Two main themes of Mr. Douthat’s lament need address.  The first is the misrepresentation of what is being asked of those "still committed to the older view of marriage". In tired, ill-conceived language he portrays those folks as losing something or "watching their views diminish" or having to "promote their views" apparently in a live-or-die struggle with some other view. This is simply not the case. Holders of traditional views on marriage are not being asked to give up anything. They are only being asked to include a group of people historically ignored or shunned.
Imagine me with a document in hand. “Look here guys, this is your traditional definition of marriage all written out. Oh, and now because we are wiser, we’ll add an addendum to your definition to include the gay and lesbian community. We’ll put it down here. But see there, in the paragraphs that proceed? Your definition still exists! Why, its not changed at all. You still have every thing you’ve had before. You haven’t had to give up a thing.”
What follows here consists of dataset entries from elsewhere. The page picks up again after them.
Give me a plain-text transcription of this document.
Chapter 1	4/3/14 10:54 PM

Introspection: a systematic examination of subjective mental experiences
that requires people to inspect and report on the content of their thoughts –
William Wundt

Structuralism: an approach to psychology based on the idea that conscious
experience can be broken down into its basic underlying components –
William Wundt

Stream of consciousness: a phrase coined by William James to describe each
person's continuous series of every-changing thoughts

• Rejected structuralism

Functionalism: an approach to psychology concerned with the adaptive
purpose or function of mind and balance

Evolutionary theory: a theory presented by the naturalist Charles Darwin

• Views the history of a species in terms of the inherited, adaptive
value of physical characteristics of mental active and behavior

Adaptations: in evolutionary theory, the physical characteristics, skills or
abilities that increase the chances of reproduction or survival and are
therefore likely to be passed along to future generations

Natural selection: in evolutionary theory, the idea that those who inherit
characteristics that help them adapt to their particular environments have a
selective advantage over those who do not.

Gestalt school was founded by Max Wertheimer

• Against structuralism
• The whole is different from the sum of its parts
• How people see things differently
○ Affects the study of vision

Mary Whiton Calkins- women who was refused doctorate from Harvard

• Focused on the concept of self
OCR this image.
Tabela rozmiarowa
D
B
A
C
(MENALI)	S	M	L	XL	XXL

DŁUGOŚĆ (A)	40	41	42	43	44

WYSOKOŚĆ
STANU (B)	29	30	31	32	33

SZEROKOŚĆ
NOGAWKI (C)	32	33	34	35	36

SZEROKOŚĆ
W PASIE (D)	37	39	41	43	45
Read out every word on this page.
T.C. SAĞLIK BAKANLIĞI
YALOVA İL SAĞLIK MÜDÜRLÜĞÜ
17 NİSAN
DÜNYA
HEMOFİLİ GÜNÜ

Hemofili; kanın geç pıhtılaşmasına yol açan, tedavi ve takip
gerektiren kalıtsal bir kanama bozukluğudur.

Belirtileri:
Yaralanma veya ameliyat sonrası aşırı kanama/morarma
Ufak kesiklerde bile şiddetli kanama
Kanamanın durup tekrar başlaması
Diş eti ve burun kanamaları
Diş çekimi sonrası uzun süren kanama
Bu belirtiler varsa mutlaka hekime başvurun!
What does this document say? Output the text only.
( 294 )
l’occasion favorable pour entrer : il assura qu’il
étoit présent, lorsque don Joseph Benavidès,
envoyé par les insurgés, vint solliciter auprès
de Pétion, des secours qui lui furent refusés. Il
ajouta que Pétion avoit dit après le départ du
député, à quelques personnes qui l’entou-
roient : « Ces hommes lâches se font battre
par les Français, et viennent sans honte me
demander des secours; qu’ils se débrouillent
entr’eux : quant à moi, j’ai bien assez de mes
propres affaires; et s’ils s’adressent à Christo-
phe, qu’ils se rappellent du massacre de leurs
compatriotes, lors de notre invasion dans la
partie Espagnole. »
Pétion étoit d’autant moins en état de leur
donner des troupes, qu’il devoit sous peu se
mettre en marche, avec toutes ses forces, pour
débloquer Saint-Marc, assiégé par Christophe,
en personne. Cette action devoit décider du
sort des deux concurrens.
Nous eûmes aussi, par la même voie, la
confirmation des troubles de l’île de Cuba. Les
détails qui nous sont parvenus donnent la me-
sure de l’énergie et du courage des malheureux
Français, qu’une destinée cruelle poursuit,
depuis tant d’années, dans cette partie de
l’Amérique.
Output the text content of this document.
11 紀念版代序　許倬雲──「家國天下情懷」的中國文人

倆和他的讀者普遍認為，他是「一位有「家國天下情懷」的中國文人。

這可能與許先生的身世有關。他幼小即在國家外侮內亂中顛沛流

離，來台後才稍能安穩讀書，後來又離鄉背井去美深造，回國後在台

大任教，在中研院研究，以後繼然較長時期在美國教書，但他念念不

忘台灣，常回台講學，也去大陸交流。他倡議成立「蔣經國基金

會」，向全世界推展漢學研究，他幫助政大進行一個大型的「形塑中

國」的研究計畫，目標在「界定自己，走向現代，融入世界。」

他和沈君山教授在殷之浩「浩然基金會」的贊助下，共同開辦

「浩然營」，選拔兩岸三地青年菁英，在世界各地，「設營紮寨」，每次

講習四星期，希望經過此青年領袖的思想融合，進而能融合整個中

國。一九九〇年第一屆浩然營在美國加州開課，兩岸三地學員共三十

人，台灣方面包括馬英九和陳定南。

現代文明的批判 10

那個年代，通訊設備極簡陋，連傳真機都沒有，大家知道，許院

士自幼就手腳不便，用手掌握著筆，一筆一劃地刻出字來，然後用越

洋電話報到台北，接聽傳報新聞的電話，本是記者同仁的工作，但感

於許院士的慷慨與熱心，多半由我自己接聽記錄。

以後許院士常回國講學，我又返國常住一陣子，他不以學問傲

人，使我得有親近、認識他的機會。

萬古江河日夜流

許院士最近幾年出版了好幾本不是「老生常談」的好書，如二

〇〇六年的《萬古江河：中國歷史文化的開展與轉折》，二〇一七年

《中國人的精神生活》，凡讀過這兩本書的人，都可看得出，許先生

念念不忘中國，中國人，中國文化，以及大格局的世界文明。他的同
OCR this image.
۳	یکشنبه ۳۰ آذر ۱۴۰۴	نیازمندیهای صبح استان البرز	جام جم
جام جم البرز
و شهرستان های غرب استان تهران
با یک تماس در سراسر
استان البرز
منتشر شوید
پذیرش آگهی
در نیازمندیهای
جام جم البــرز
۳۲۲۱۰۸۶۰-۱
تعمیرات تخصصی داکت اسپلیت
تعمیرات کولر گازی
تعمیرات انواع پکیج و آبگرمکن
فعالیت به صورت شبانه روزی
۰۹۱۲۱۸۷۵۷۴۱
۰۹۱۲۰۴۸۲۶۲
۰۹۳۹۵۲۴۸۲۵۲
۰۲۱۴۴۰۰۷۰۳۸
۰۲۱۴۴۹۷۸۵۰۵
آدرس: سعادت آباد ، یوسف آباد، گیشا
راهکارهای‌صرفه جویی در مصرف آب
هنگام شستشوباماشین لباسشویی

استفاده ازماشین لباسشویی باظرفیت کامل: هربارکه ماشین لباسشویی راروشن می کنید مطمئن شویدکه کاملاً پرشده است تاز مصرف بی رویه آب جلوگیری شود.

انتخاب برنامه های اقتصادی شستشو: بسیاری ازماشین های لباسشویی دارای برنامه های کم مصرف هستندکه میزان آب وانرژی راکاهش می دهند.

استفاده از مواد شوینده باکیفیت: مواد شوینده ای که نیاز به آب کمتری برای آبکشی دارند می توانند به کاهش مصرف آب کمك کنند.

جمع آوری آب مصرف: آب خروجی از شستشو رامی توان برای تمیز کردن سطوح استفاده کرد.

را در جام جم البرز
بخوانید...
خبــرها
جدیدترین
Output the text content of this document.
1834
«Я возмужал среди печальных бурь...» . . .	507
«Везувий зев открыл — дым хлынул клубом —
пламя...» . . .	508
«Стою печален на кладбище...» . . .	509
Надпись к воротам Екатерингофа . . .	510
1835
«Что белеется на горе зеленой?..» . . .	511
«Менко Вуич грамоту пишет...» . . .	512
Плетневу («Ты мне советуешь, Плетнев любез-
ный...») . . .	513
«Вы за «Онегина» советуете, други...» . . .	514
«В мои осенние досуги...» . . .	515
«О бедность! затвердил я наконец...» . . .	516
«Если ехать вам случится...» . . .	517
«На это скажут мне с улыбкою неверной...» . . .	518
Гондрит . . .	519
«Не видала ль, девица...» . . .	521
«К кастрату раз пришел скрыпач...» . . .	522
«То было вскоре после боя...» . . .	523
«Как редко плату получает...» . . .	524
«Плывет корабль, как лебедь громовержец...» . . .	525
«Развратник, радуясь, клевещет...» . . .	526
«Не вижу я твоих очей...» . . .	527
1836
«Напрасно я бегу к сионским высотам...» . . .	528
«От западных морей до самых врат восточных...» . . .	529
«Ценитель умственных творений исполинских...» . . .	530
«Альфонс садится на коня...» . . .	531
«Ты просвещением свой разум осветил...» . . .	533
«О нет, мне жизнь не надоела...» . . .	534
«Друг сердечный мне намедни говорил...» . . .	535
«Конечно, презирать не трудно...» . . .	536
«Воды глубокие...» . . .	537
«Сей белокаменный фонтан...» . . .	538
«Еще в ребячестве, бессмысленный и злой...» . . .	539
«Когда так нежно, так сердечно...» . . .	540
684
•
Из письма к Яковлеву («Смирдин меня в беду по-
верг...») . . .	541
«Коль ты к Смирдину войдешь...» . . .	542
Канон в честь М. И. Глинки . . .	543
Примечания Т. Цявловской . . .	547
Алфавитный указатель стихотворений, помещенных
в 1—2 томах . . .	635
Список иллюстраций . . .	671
Say I’m a business owner and I have a dress code for work. It has been around a long time. It’s traditional you might say. But times are changing and I have younger folks starting to work in the office. I decide to expand the dress code. Everything that used to be acceptable still is but now employees can also wear dark jeans and loafers. Some of the old timers frown. They prefer to see people in suits. They still wear suits and encourage others to do the same. They have not lost their right to prefer and promote suits but they now must include people who wear jeans and loafers as legitimate office workers properly dressed because the company changed the code to adjust to the times. That’s all. No loss, just inclusion.
            Mr. Douthat continues the canard that there is a losing of marriage or a diminishing of marriage or a discontinuation of marriage when none of this is true. There is an expansion of marriage and an end of exclusion, nothing more.
            The second theme is trickier to be sure but boils down to conflicting rights and the role of government as arbiter of that conflict. Once the sauce of confusion is reduced and the arguments coagulate we see quite clearly that equal protection must trump religious expression freedoms.  The protection from discrimination, long overdue the minority gay and lesbian community, must be forced upon a reluctant majority religious community that will not do the right thing but perforce. This has held true in all civil rights struggles. As a business owner I have sympathy for the inherent conflict that may arise from being constrained from refusing service to a protected class of citizen. Since I routinely refuse to remodel any republicans’ abode (jest) I count myself lucky that I can legally do that. But I know I cannot draw a similar line when it comes to Jews or Blacks or Gays or Disabled or Women because the law says that just isn’t kosher. I can live with that as a small price to pay for living in a civil society where minorities are protected from the tyranny of the majority, especially a religious one, a specter the founding fathers feared for good reason.